NLM Recruitment Video Transcripts
NLM has a wonderful mission, and that was definitely one of the reasons why I found NLM to be an attractive place to work, and it's a big reason why I'm still here.
NLM's mission--down to its most pure kernel--and that's to remind everybody that everything that you do here everyday helps somebody to get health information.
Often people ask me, "Why the government? Why the National Library of Medicine? Why not Google? Why not Apple?"
And while they are great companies--and they are doing great research--NLM offers the blend, which excites me, that I can work with more than one field at the same time.
And the idea of actually training computers to help doctors, help researchers, held teachers, educators in the role of the library was exciting enough that I wanted to be here.
There are many well-respected and well-regarded medical libraries, but being part of NLM is like playing the big room. I mean, this is about as good as it gets.
This is not the run-of-the-mill administrative office; It is a research institution pushing the boundaries for informatics.
The NLM culture I could categorize as diverse--lots of opportunities--and also very family friendly.
The very remarkable thing about NLM is the diversity of the workforce in every sense, you know, whether it's age or their professional training or their culture.
Here people are very approachable, and if you don’t mind, you just...even though you think that, you know, they are the head of this department or whatever…you're kind of afraid of them, but don’t be so because I found whoever I tried to talk to, they seldom turned me down.
To me the culture is self-driven, always strives for excellence.
NLM is full of very hardworking, dedicated people who are passionate about providing biomedical information.
I think the impact of NLM globally is huge.
We know that its collections, especially its online collections and resources and tools are accessed by people all over the country and all over the world.
It’s there 24/7, 365, and it really makes a difference when somebody's undergoing…when they're at that crisis moment, they don’t have time to go to the physical library and spend hours researching or try to figure out where on the web has valid health information.
They know...they can know this is a valid source--it's been vetted properly--and it’s really there for them.
The impact is felt by everyone. Researchers all over the world use our products, and by products I mean our databases, and so if we do something to PubMed for example, we're gonna hear about it from people that are not only in the United Sates but all over the world.
And for a lot of these researchers, PubMed is their first point of access to the medical literature because it’s free.

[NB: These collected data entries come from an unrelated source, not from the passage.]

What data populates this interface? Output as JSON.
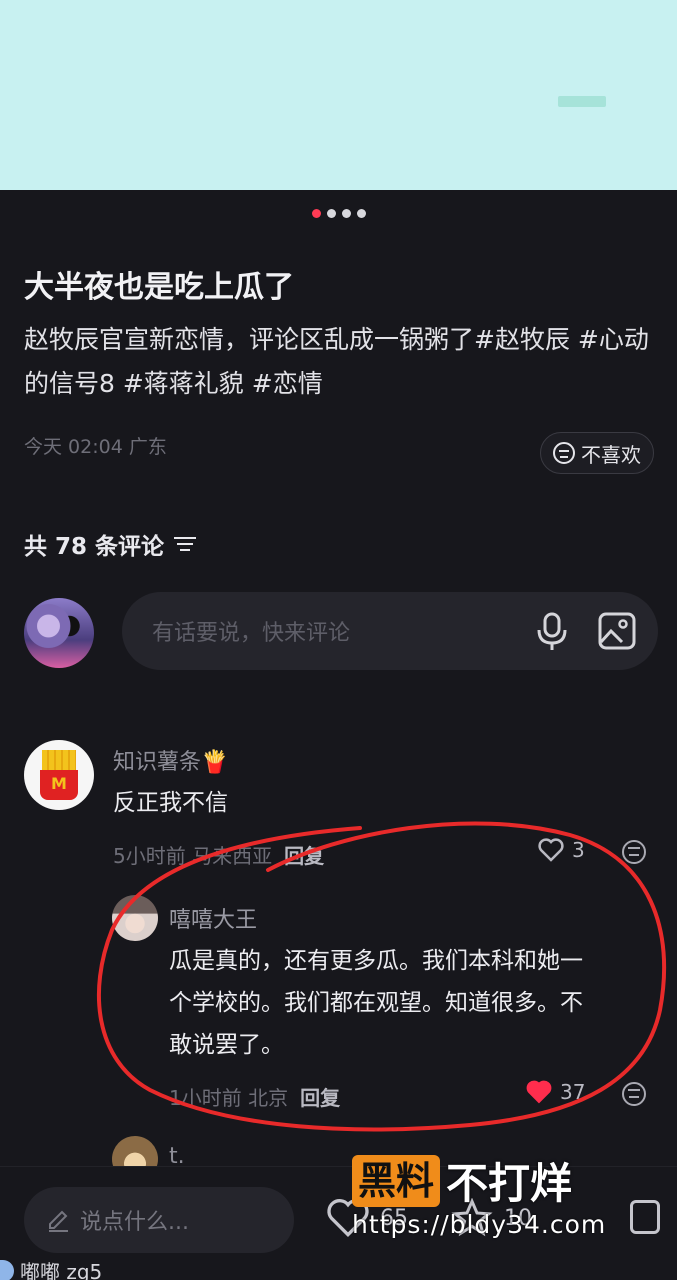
{
  "post": {
    "title": "大半夜也是吃上瓜了",
    "body": "赵牧辰官宣新恋情，评论区乱成一锅粥了#赵牧辰 #心动的信号8 #蒋蒋礼貌 #恋情",
    "meta": "今天 02:04 广东",
    "dislike_label": "不喜欢"
  },
  "carousel": {
    "pages": 4,
    "active": 1
  },
  "comments_header": {
    "count_label": "共 78 条评论"
  },
  "comment_input": {
    "placeholder": "有话要说，快来评论"
  },
  "comments": [
    {
      "name": "知识薯条🍟",
      "text": "反正我不信",
      "meta": "5小时前 马来西亚",
      "reply_label": "回复",
      "likes": "3",
      "liked": false,
      "replies": [
        {
          "name": "嘻嘻大王",
          "text_line1": "瓜是真的，还有更多瓜。我们本科和她一",
          "text_line2": "个学校的。我们都在观望。知道很多。不",
          "text_line3": "敢说罢了。",
          "meta": "1小时前 北京",
          "reply_label": "回复",
          "likes": "37",
          "liked": true
        }
      ]
    },
    {
      "name": "t.",
      "partial": true
    }
  ],
  "bottom_bar": {
    "say_placeholder": "说点什么...",
    "like_count": "65",
    "star_count": "10"
  },
  "watermark": {
    "box": "黑料",
    "text": "不打烊",
    "url": "https://bldy34.com"
  },
  "bottom_user": {
    "name": "嘟嘟 zg5"
  },
  "colors": {
    "accent": "#ff3b55",
    "background": "#17171c",
    "annotation_red": "#e82a2a"
  }
}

I would see it when I did reference just answering reference questions from all over the world--from physicians, community organizations, the general public--they come to us when they can go to their own medical libraries in their country--they come to us, which is rather a compliment.
We have a friend in Malaysia, and about five years ago his mother was diagnosed with bladder cancer, and so he wrote to us and he was just sort of asking for our support and I said, "You know, is there anything I can do to help you get information about this, because you know, I know a great source for that, MedlinePlus.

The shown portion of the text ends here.